The BMJ Best Practice evidence tables include the GRADE assessment as reported by the researchers in the source systematic review or guideline. The GRADE assessment helps gauge the certainty in the evidence on the effectiveness for each outcome compared with the comparison, i.e. how much we can trust the result. It follows a systematic process, although different assessors may reach different decisions on assessment results, so this is usually done by more than one person so a consensus is reached. For more information on GRADE, see ‘What is GRADE?’

Guideline recommendations and important notes

When a guideline has been used as the basis of an evidence table you will see a row in the table for the relevant Recommendations as stated in the source guideline’ associated with the evidence in the table. This is extremely useful when unpicking how the evidence has been interpreted for clinical guideline recommendations. Some tables also have a row for additional notes, which may help explain the ‘evidence to recommendations’ process further. The notes may also help clarify the overall BMJ Best Practice evidence score rating.

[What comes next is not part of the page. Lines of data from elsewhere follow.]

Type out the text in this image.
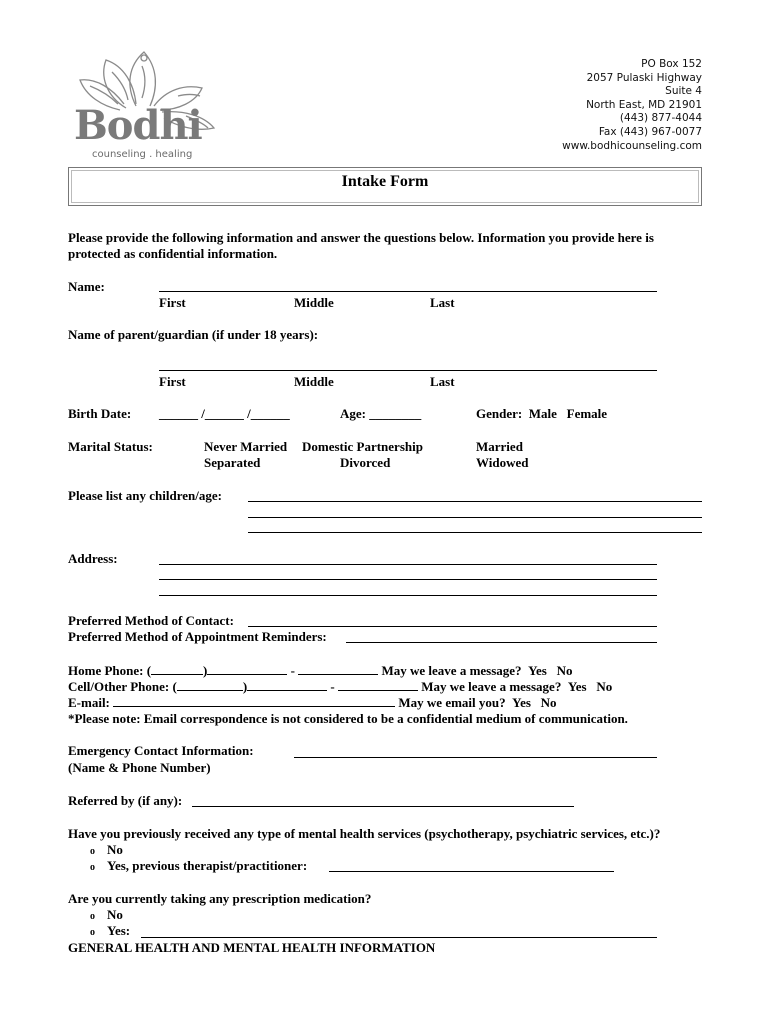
Bodhi
counseling . healing
PO Box 152
2057 Pulaski Highway
Suite 4
North East, MD 21901
(443) 877-4044
Fax (443) 967-0077
www.bodhicounseling.com
Intake Form
Please provide the following information and answer the questions below. Information you provide here is
protected as confidential information.
Name:
First	Middle	Last
Name of parent/guardian (if under 18 years):
First	Middle	Last
Birth Date: ______ /______ /______	Age: ________	Gender: Male Female
Marital Status:	Never Married Domestic Partnership	Married
Separated	Divorced	Widowed
Please list any children/age:
Address:
Preferred Method of Contact:
Preferred Method of Appointment Reminders:
Home Phone: (	)	-	May we leave a message? Yes No
Cell/Other Phone: (	)	-	May we leave a message? Yes No
E-mail:	May we email you? Yes No
*Please note: Email correspondence is not considered to be a confidential medium of communication.
Emergency Contact Information:
(Name & Phone Number)
Referred by (if any):
Have you previously received any type of mental health services (psychotherapy, psychiatric services, etc.)?
o No
o Yes, previous therapist/practitioner:
Are you currently taking any prescription medication?
o No
o Yes:
GENERAL HEALTH AND MENTAL HEALTH INFORMATION
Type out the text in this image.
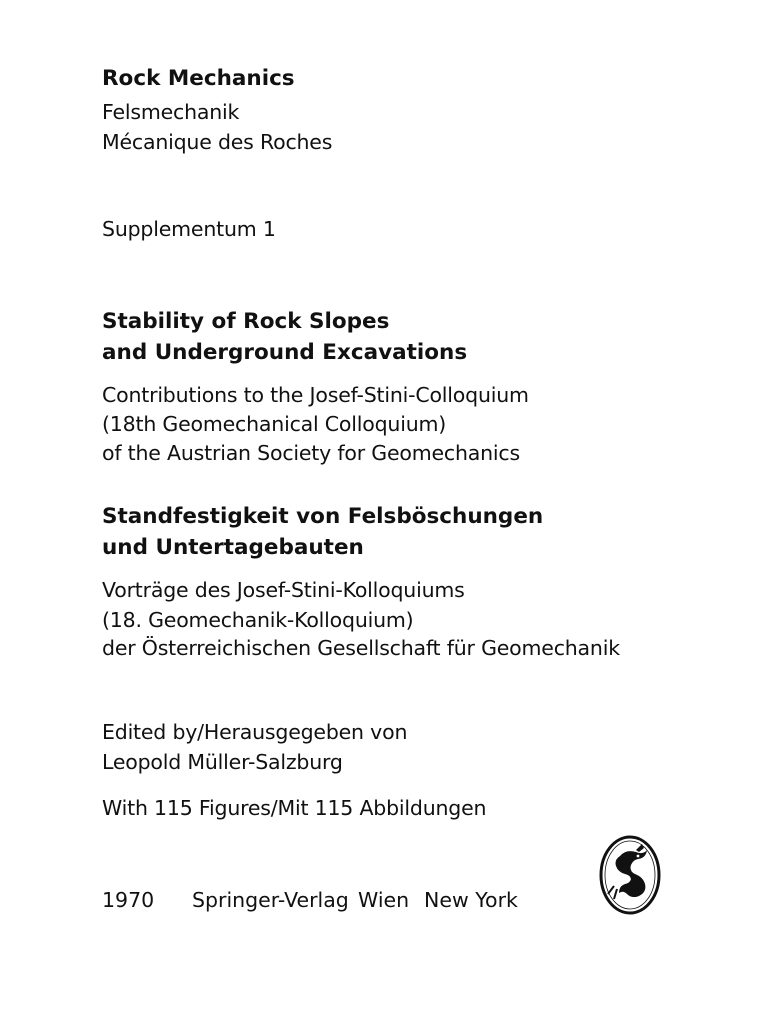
Rock Mechanics
Felsmechanik
Mécanique des Roches
Supplementum 1
Stability of Rock Slopes
and Underground Excavations
Contributions to the Josef-Stini-Colloquium
(18th Geomechanical Colloquium)
of the Austrian Society for Geomechanics
Standfestigkeit von Felsböschungen
und Untertagebauten
Vorträge des Josef-Stini-Kolloquiums
(18. Geomechanik-Kolloquium)
der Österreichischen Gesellschaft für Geomechanik
Edited by/Herausgegeben von
Leopold Müller-Salzburg
With 115 Figures/Mit 115 Abbildungen
1970 Springer-Verlag Wien New York
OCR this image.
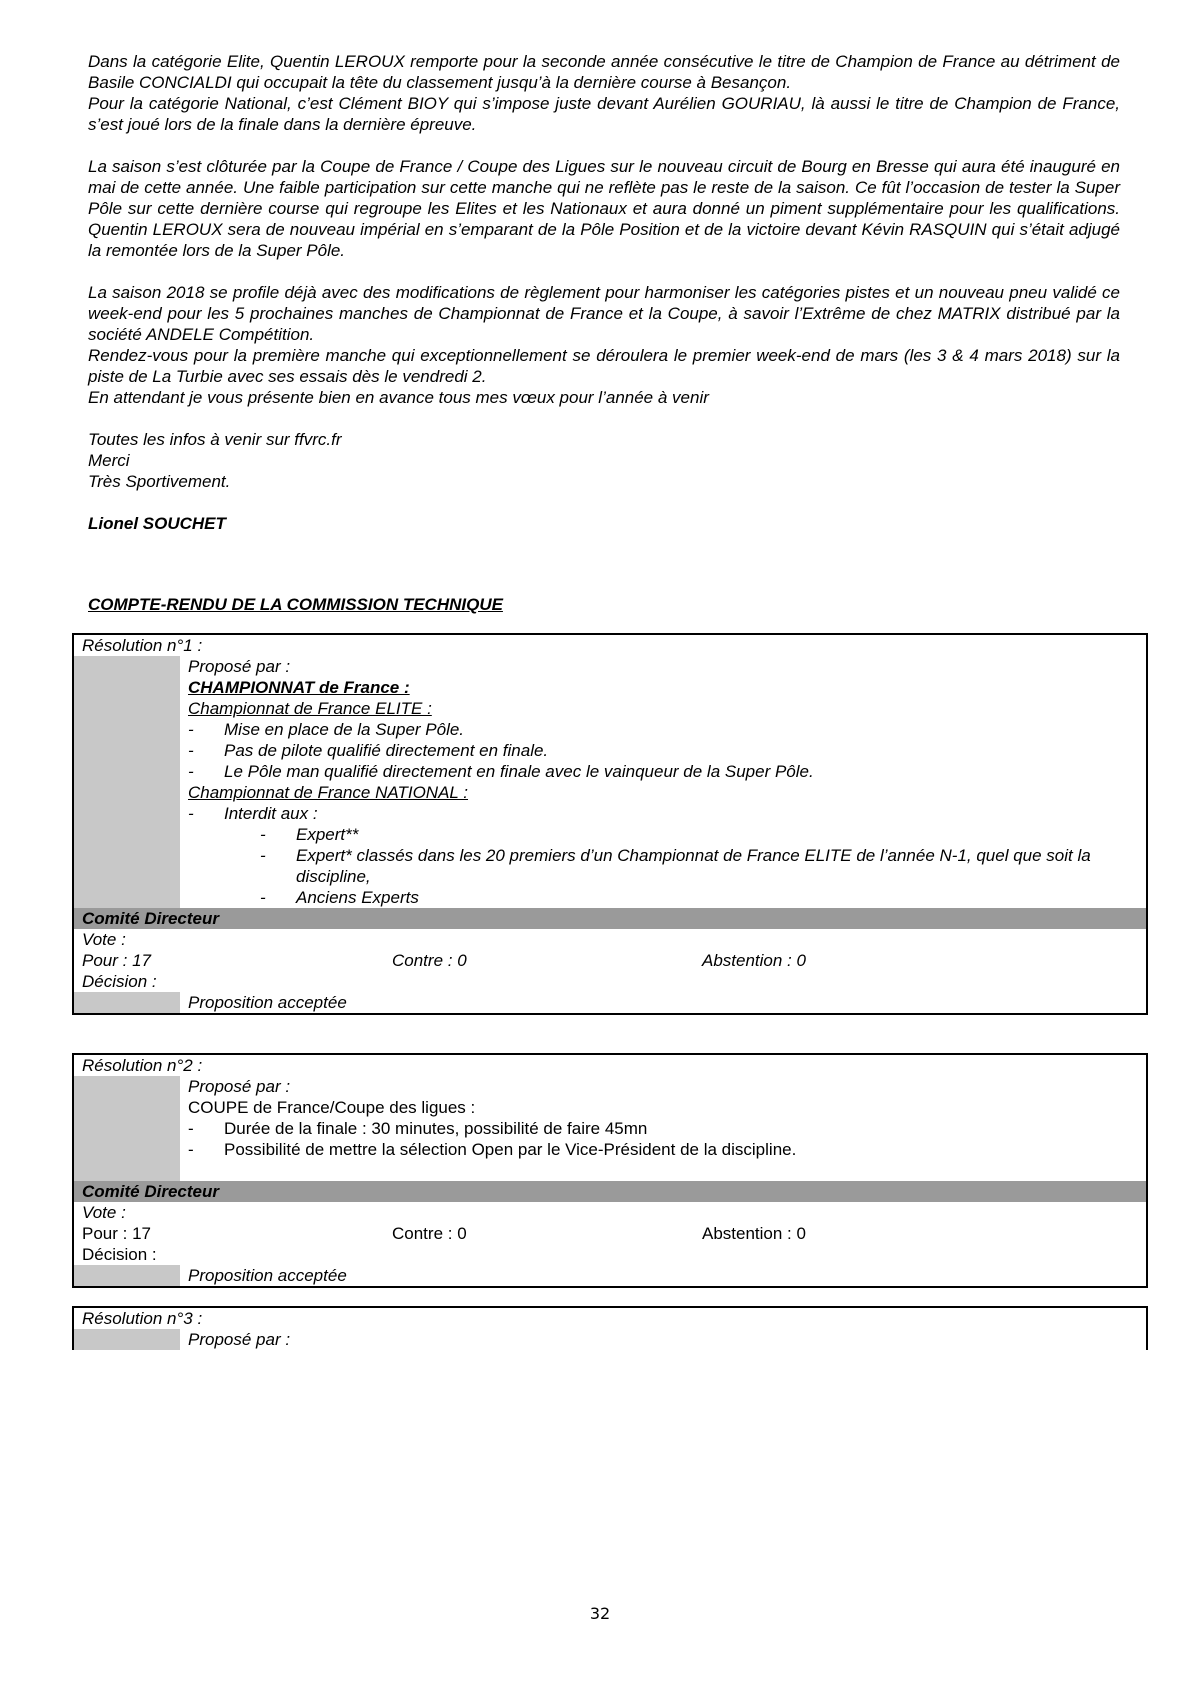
Dans la catégorie Elite, Quentin LEROUX remporte pour la seconde année consécutive le titre de Champion de France au détriment de Basile CONCIALDI qui occupait la tête du classement jusqu’à la dernière course à Besançon.

Pour la catégorie National, c’est Clément BIOY qui s’impose juste devant Aurélien GOURIAU, là aussi le titre de Champion de France, s’est joué lors de la finale dans la dernière épreuve.

La saison s’est clôturée par la Coupe de France / Coupe des Ligues sur le nouveau circuit de Bourg en Bresse qui aura été inauguré en mai de cette année. Une faible participation sur cette manche qui ne reflète pas le reste de la saison. Ce fût l’occasion de tester la Super Pôle sur cette dernière course qui regroupe les Elites et les Nationaux et aura donné un piment supplémentaire pour les qualifications. Quentin LEROUX sera de nouveau impérial en s’emparant de la Pôle Position et de la victoire devant Kévin RASQUIN qui s’était adjugé la remontée lors de la Super Pôle.

La saison 2018 se profile déjà avec des modifications de règlement pour harmoniser les catégories pistes et un nouveau pneu validé ce week-end pour les 5 prochaines manches de Championnat de France et la Coupe, à savoir l’Extrême de chez MATRIX distribué par la société ANDELE Compétition.

Rendez-vous pour la première manche qui exceptionnellement se déroulera le premier week-end de mars (les 3 & 4 mars 2018) sur la piste de La Turbie avec ses essais dès le vendredi 2.

En attendant je vous présente bien en avance tous mes vœux pour l’année à venir

Toutes les infos à venir sur ffvrc.fr

Merci

Très Sportivement.

Lionel SOUCHET

COMPTE-RENDU DE LA COMMISSION TECHNIQUE
Résolution n°1 :
Proposé par :
CHAMPIONNAT de France :
Championnat de France ELITE :
-	Mise en place de la Super Pôle.
-	Pas de pilote qualifié directement en finale.
-	Le Pôle man qualifié directement en finale avec le vainqueur de la Super Pôle.
Championnat de France NATIONAL :
-	Interdit aux :
-	Expert**
-	Expert* classés dans les 20 premiers d’un Championnat de France ELITE de l’année N-1, quel que soit la discipline,
-	Anciens Experts
Comité Directeur
Vote :
Pour : 17	Contre : 0	Abstention : 0
Décision :
Proposition acceptée
Résolution n°2 :
Proposé par :
COUPE de France/Coupe des ligues :
-	Durée de la finale : 30 minutes, possibilité de faire 45mn
-	Possibilité de mettre la sélection Open par le Vice-Président de la discipline.
Comité Directeur
Vote :
Pour : 17	Contre : 0	Abstention : 0
Décision :
Proposition acceptée
Résolution n°3 :
Proposé par :
32
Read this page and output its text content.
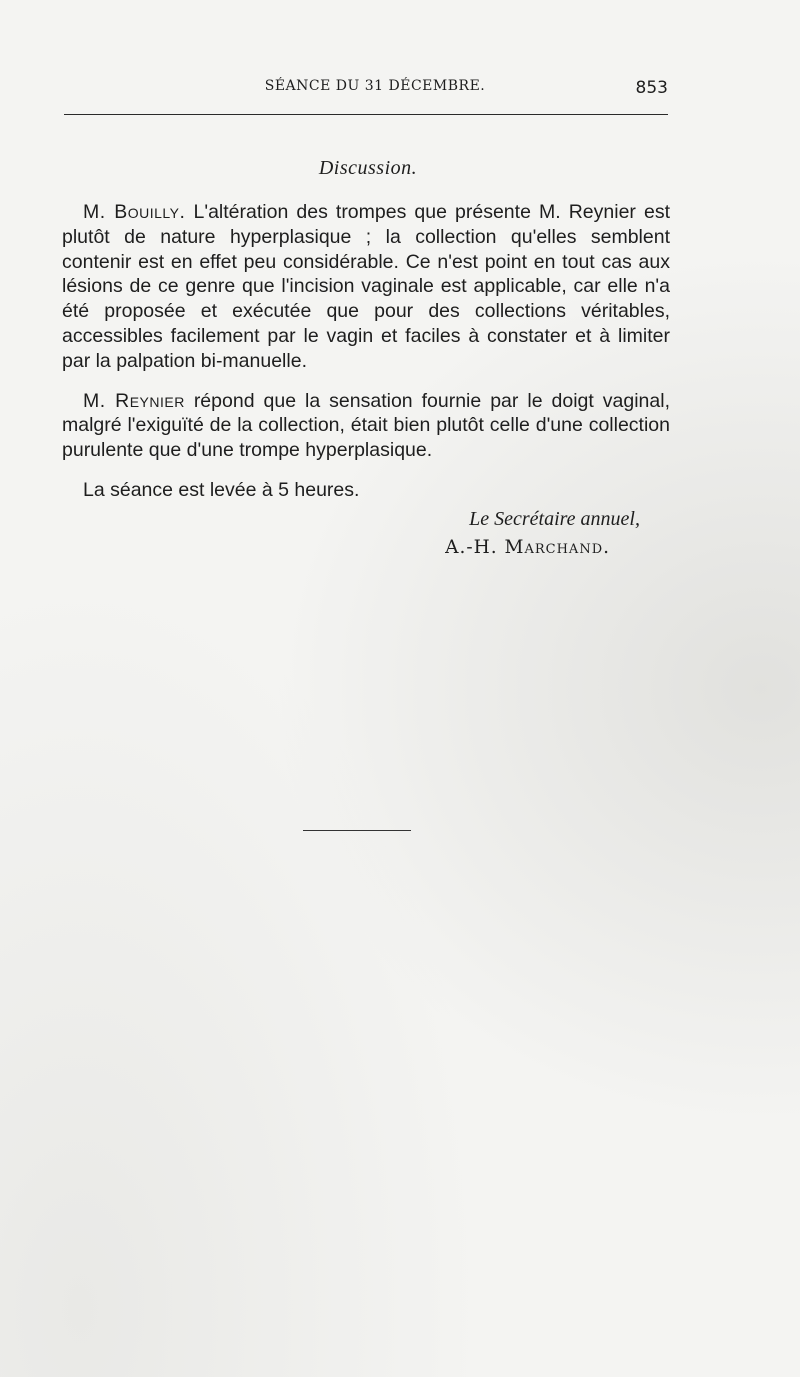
SÉANCE DU 31 DÉCEMBRE.	853
Discussion.

M. Bouilly. L'altération des trompes que présente M. Reynier est plutôt de nature hyperplasique ; la collection qu'elles semblent contenir est en effet peu considérable. Ce n'est point en tout cas aux lésions de ce genre que l'incision vaginale est applicable, car elle n'a été proposée et exécutée que pour des collections véritables, accessibles facilement par le vagin et faciles à constater et à limiter par la palpation bi-manuelle.

M. Reynier répond que la sensation fournie par le doigt vaginal, malgré l'exiguïté de la collection, était bien plutôt celle d'une collection purulente que d'une trompe hyperplasique.

La séance est levée à 5 heures.

Le Secrétaire annuel,
A.-H. Marchand.
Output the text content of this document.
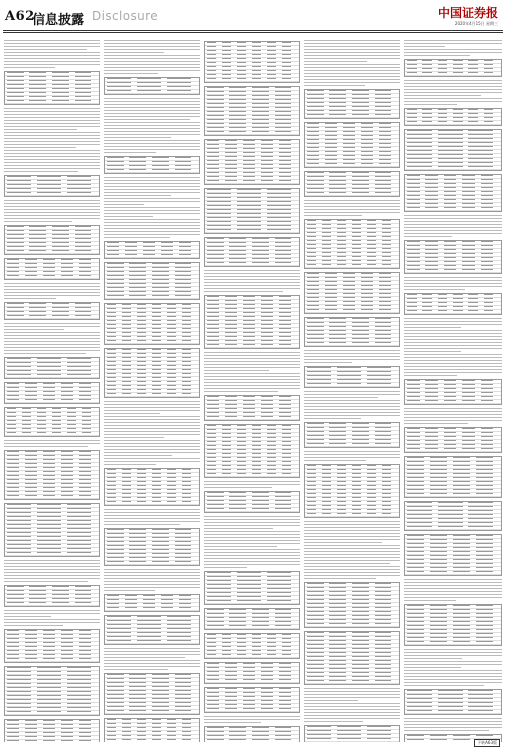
A62
信息披露 Disclosure	中国证券报
2020年4月15日 星期三
下转A63版
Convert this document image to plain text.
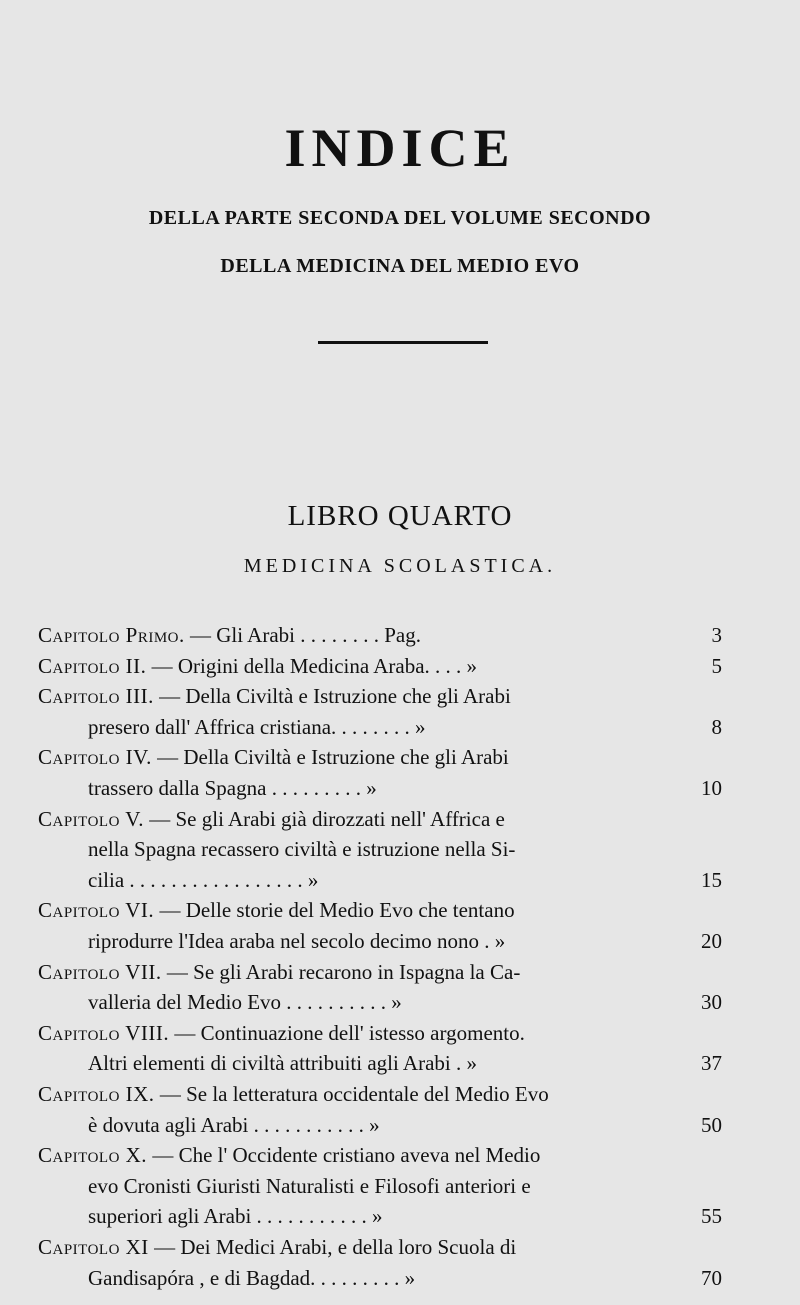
INDICE
DELLA PARTE SECONDA DEL VOLUME SECONDO
DELLA MEDICINA DEL MEDIO EVO
LIBRO QUARTO
MEDICINA SCOLASTICA.
Capitolo Primo. — Gli Arabi . . . . . . . . Pag.	3
Capitolo II. — Origini della Medicina Araba. . . . »	5
Capitolo III. — Della Civiltà e Istruzione che gli Arabi
presero dall' Affrica cristiana. . . . . . . . »	8
Capitolo IV. — Della Civiltà e Istruzione che gli Arabi
trassero dalla Spagna . . . . . . . . . »	10
Capitolo V. — Se gli Arabi già dirozzati nell' Affrica e
nella Spagna recassero civiltà e istruzione nella Si-
cilia . . . . . . . . . . . . . . . . . »	15
Capitolo VI. — Delle storie del Medio Evo che tentano
riprodurre l'Idea araba nel secolo decimo nono . »	20
Capitolo VII. — Se gli Arabi recarono in Ispagna la Ca-
valleria del Medio Evo . . . . . . . . . . »	30
Capitolo VIII. — Continuazione dell' istesso argomento.
Altri elementi di civiltà attribuiti agli Arabi . »	37
Capitolo IX. — Se la letteratura occidentale del Medio Evo
è dovuta agli Arabi . . . . . . . . . . . »	50
Capitolo X. — Che l' Occidente cristiano aveva nel Medio
evo Cronisti Giuristi Naturalisti e Filosofi anteriori e
superiori agli Arabi . . . . . . . . . . . »	55
Capitolo XI — Dei Medici Arabi, e della loro Scuola di
Gandisapóra , e di Bagdad. . . . . . . . . »	70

Full text source for the original systematic review or guideline

Each table will always include a link to the full text of the original study that our tables are based on. BMJ Best Practice evidence tables provide a simple summary of the key outcomes to help you extract information quickly. The full text link allows you to look at the detail in the original source if you need more detail, for instance, on the numerical data.

How do we calculate the Evidence Score?

The evidence tables include an overall BMJ Best Practice Evidence Score determined by the BMJ Best Practice Evidence team. The score is a simple rating (A, B or C) that reflects the certainty in the evidence, as follows:

A = Confidence in the evidence is high or moderate to high
B = Confidence in the evidence is moderate or low to moderate
C = Confidence in the evidence is low or very low

The Evidence Score is based on the GRADE assessment reported in the original source. However when deciding the overall Evidence Score, the BMJ Best Practice Evidence team takes into consideration the strength of the recommendation (if the evidence is from a guideline), GRADE for primary or critical outcomes as well as the overall GRADE for all outcomes.

Each Evidence Score is accompanied by text which explains the confidence in the evidence and an additional effectiveness statement which gives further information on the overall direction of effect. The effectiveness statements are as follows:

  • More effective/beneficial than the comparison
  • No difference in effectiveness
  • Less effective or likely to be more harmful
  • Trade-off between benefits and harms

Notes included in the table also have been added to help further clarify how the decision on the Evidence Score was reached.